Nightcrawler: Gyllenhaal's go-getting ghoul has plenty of gumption

Nightcrawler‘s Lou Bloom (Jake Gyllenhaal) is a guy who never misses an opportunity. When he is caught stealing chain link fencing for scrap metal, he beats up the security guard and steals his watch.
Cruising the streets of Los Angeles one night, he comes across a car crash and sees an independent news crew filming the scene. These people are “Nightcrawlers”, chancers who scour the airwaves for 911 calls and race the emergency services to the scene of the crisis. Any gruesome footage they capture is sold to the TV news networks. Bloom decides that this is the career for him, and pursues it with single-minded zeal.
NightcrawlerNightcrawler is a bold, stylish directorial debut from Dan Gilroy, and along with Paul Thomas Anderson’s sublime Inherent Vice is one of two LA-based neo noirs snubbed by Oscar voters this year. The real crime is that Gyllenhaal has also been overlooked for a Best Actor nomination.
The role of Bloom is perfect for him. Gyllenhaal looks like someone who doesn’t get much sleep or go out in daylight much, and he brings a sense of blank otherwordliness to the character.
Bloom’s face might be smiling, but his eyes are not, constantly calculating the odds and the angles in any given situation. He is one of the most memorable antiheroes of recent years, and part of the film’s illicit thrill is seeing how low and far Bloom is prepared to go. After that opening scene, we know that he will go very low and extremely far, an amoral spider posing as a human, sitting in a web of distress calls ready to scuttle out and claim his reward.
Bloom isn’t physically threatening, but is such a creepy, unsettling presence. He mainly talks in platitutes and buzzwords from self help manuals, as if he’s forgotten how to speak Human. When under threat, he uses gentle passive-aggressive tones, and in a scrape we know that he would have no qualms about a pre-emptive sucker punch.
Gyllenhaal is ably supported by Rene Russo as the ageing, desperate TV director willing to buy Bloom’s gratuitous footage to boost the ratings of her flagging morning news programme. Riz Ahmed is superb as Rick, a young, timid drifter Bloom hires as an assistant when work picks up. Bill Paxton also makes an appearance as a veteran nightcrawler.

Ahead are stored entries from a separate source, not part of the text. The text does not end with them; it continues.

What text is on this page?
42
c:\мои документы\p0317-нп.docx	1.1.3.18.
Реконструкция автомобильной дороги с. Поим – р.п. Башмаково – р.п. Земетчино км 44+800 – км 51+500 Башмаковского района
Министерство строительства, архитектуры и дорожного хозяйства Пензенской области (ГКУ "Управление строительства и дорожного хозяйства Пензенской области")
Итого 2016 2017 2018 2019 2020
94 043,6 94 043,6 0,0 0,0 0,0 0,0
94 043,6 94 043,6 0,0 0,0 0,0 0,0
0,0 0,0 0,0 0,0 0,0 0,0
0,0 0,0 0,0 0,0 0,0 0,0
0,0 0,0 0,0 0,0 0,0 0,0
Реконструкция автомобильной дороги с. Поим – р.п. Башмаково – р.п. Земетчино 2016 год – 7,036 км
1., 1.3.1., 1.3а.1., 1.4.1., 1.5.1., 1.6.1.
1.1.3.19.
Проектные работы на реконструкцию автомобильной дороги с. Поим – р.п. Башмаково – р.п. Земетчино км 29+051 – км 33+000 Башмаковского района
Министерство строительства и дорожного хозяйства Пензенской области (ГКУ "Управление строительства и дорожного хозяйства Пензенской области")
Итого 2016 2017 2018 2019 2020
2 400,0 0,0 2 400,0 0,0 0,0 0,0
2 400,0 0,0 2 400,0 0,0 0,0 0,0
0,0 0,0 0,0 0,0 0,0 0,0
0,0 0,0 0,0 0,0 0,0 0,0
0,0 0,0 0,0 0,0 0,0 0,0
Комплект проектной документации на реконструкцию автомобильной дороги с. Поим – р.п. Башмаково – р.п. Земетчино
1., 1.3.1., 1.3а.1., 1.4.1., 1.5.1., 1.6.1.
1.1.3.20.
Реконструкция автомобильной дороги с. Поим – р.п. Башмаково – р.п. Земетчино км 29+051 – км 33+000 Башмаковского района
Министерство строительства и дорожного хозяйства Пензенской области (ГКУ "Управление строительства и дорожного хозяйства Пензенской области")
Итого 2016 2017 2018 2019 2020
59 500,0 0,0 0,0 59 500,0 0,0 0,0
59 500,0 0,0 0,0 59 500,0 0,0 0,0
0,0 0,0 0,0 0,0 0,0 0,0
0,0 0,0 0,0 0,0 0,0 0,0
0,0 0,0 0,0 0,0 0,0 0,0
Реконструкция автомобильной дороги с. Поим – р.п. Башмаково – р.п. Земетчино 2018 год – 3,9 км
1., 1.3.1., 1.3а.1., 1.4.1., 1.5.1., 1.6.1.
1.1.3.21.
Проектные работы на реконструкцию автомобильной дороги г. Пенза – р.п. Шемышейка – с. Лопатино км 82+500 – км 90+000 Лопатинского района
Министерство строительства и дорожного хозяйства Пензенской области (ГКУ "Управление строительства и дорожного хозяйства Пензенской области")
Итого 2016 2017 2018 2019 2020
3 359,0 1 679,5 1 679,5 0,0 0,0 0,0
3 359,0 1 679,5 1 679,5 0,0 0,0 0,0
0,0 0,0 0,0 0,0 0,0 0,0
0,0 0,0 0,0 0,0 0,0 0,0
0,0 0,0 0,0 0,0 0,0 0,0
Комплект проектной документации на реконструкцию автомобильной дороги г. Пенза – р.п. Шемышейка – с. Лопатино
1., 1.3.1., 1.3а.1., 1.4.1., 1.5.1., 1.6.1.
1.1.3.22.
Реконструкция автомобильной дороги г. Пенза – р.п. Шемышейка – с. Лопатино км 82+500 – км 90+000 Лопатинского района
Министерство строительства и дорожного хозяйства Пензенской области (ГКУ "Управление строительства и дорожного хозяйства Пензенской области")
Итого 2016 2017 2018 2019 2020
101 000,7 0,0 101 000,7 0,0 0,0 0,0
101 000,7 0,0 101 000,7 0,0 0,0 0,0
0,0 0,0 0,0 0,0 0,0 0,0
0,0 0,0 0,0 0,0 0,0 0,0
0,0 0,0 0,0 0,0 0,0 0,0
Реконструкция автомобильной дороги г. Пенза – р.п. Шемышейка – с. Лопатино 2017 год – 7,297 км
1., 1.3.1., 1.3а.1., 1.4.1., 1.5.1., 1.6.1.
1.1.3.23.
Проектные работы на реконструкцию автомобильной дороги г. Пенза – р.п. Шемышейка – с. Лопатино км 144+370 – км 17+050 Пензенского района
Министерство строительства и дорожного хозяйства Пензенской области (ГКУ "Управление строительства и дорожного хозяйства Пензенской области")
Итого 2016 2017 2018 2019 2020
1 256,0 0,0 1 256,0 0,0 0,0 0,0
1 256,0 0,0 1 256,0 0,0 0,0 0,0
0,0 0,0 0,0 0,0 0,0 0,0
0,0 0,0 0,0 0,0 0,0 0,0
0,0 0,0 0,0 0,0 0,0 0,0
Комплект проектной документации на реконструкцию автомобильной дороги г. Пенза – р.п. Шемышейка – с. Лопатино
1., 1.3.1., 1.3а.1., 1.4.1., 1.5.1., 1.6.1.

Nightcrawler will go down as one of the great LA movies. Through Robert Elswit’s lens, the nocturnal city is a shimmering urban desert. It is the Los Angeles of Michael Mann’s Collateral and Nicolas Winding Refn’s Drive, but also has ancestry in the LA of Raymond Chandler.
On a surface level, this all feels very fresh and modern. I certainly didn’t know what a nightcrawler was, and was both fascinated and repulsed by their business. The tone is assured and nihilistic throughout, from Bloom’s first job pitch to his last masterpiece of reportage, and the film never lets the viewer off the hook.

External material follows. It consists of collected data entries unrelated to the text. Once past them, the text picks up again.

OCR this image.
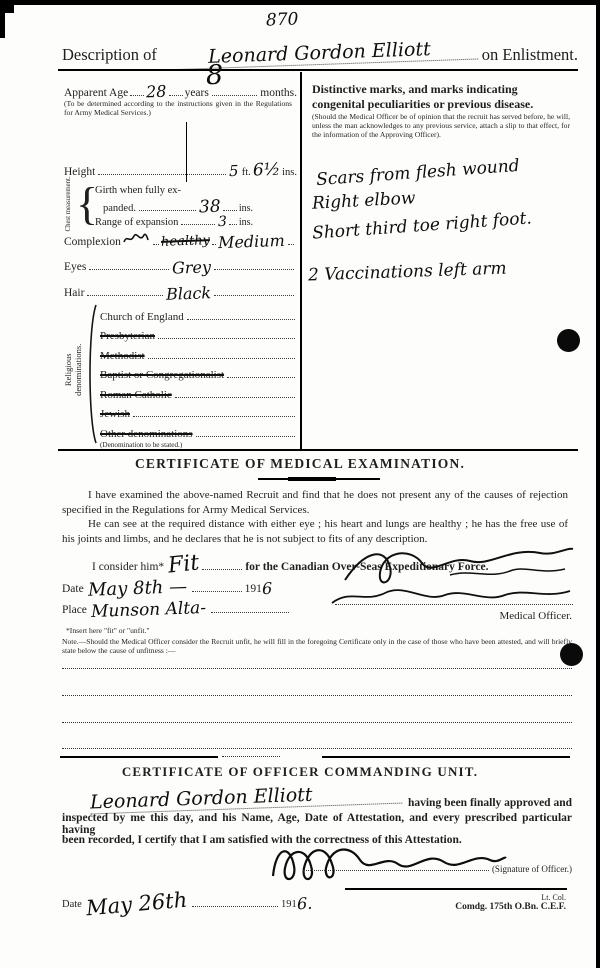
870
Description of	Leonard Gordon Elliott	on Enlistment.
Apparent Age 28 years	months.
8
(To be determined according to the instructions given in the Regulations for Army Medical Services.)
Height	5 ft. 6½ ins.
Chest measurement. {
Girth when fully ex-
panded.	38 ins.
Range of expansion	3 ins.
Complexion	healthy Medium
Eyes	Grey
Hair	Black
Religious denominations.
Church of England
Presbyterian
Methodist
Baptist or Congregationalist
Roman Catholic
Jewish
Other denominations
(Denomination to be stated.)
Distinctive marks, and marks indicating congenital peculiarities or previous disease.
(Should the Medical Officer be of opinion that the recruit has served before, he will, unless the man acknowledges to any previous service, attach a slip to that effect, for the information of the Approving Officer).
Scars from flesh wound
Right elbow
Short third toe right foot.
2 Vaccinations left arm
CERTIFICATE OF MEDICAL EXAMINATION.
I have examined the above-named Recruit and find that he does not present any of the causes of rejection specified in the Regulations for Army Medical Services.
He can see at the required distance with either eye ; his heart and lungs are healthy ; he has the free use of his joints and limbs, and he declares that he is not subject to fits of any description.
I consider him* Fit	for the Canadian Over-Seas Expeditionary Force.
Date May 8th —	191 6
Place Munson Alta-	Medical Officer.
*Insert here "fit" or "unfit."
Note.—Should the Medical Officer consider the Recruit unfit, he will fill in the foregoing Certificate only in the case of those who have been attested, and will briefly state below the cause of unfitness :—
CERTIFICATE OF OFFICER COMMANDING UNIT.
Leonard Gordon Elliott	having been finally approved and
inspected by me this day, and his Name, Age, Date of Attestation, and every prescribed particular having
been recorded, I certify that I am satisfied with the correctness of this Attestation.
(Signature of Officer.)
Date May 26th	191 6.	Lt. Col.
Comdg. 175th O.Bn. C.E.F.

Yet by the end, I felt like I’d seen it before. I think that’s because the film’s central thesis is very familiar: the media capitalises on the public’s ghoulish appetite for other people’s misfortune by dressing it up as news.

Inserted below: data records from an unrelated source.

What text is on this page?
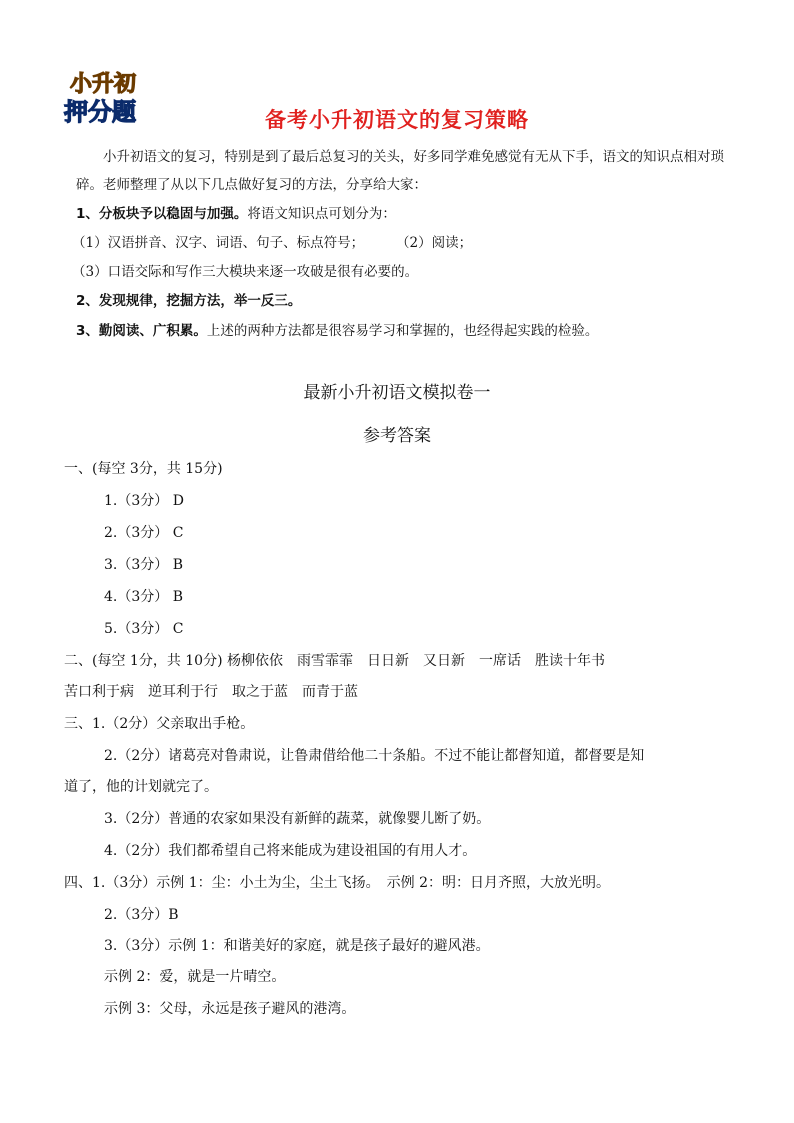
小升初
押分题	备考小升初语文的复习策略
小升初语文的复习，特别是到了最后总复习的关头，好多同学难免感觉有无从下手，语文的知识点相对琐碎。老师整理了从以下几点做好复习的方法，分享给大家：
1、分板块予以稳固与加强。将语文知识点可划分为：
（1）汉语拼音、汉字、词语、句子、标点符号； （2）阅读；
（3）口语交际和写作三大模块来逐一攻破是很有必要的。
2、发现规律，挖掘方法，举一反三。
3、勤阅读、广积累。上述的两种方法都是很容易学习和掌握的，也经得起实践的检验。
最新小升初语文模拟卷一
参考答案
一、(每空 3分，共 15分)
1.（3分） D
2.（3分） C
3.（3分） B
4.（3分） B
5.（3分） C
二、(每空 1分，共 10分) 杨柳依依　雨雪霏霏　日日新　又日新　一席话　胜读十年书
苦口利于病　逆耳利于行　取之于蓝　而青于蓝
三、1.（2分）父亲取出手枪。
2.（2分）诸葛亮对鲁肃说，让鲁肃借给他二十条船。不过不能让都督知道，都督要是知
道了，他的计划就完了。
3.（2分）普通的农家如果没有新鲜的蔬菜，就像婴儿断了奶。
4.（2分）我们都希望自己将来能成为建设祖国的有用人才。
四、1.（3分）示例 1：尘：小土为尘，尘土飞扬。　示例 2：明：日月齐照，大放光明。
2.（3分）B
3.（3分）示例 1：和谐美好的家庭，就是孩子最好的避风港。
示例 2：爱，就是一片晴空。
示例 3：父母，永远是孩子避风的港湾。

Well, hold the press! People have been telling that story at least since The Front Page back in 1931. I just wish that Gilroy – who also wrote the screenplay – could have found something more original to say about the way news is gathered and consumed. The message and the medium feels old-fashioned already, and may serve to prematurely date this bleak, fascinating, exciting and beautiful movie.
Nightcrawler opens this Thursday (January 29) in major cinemas across the Czech Republic.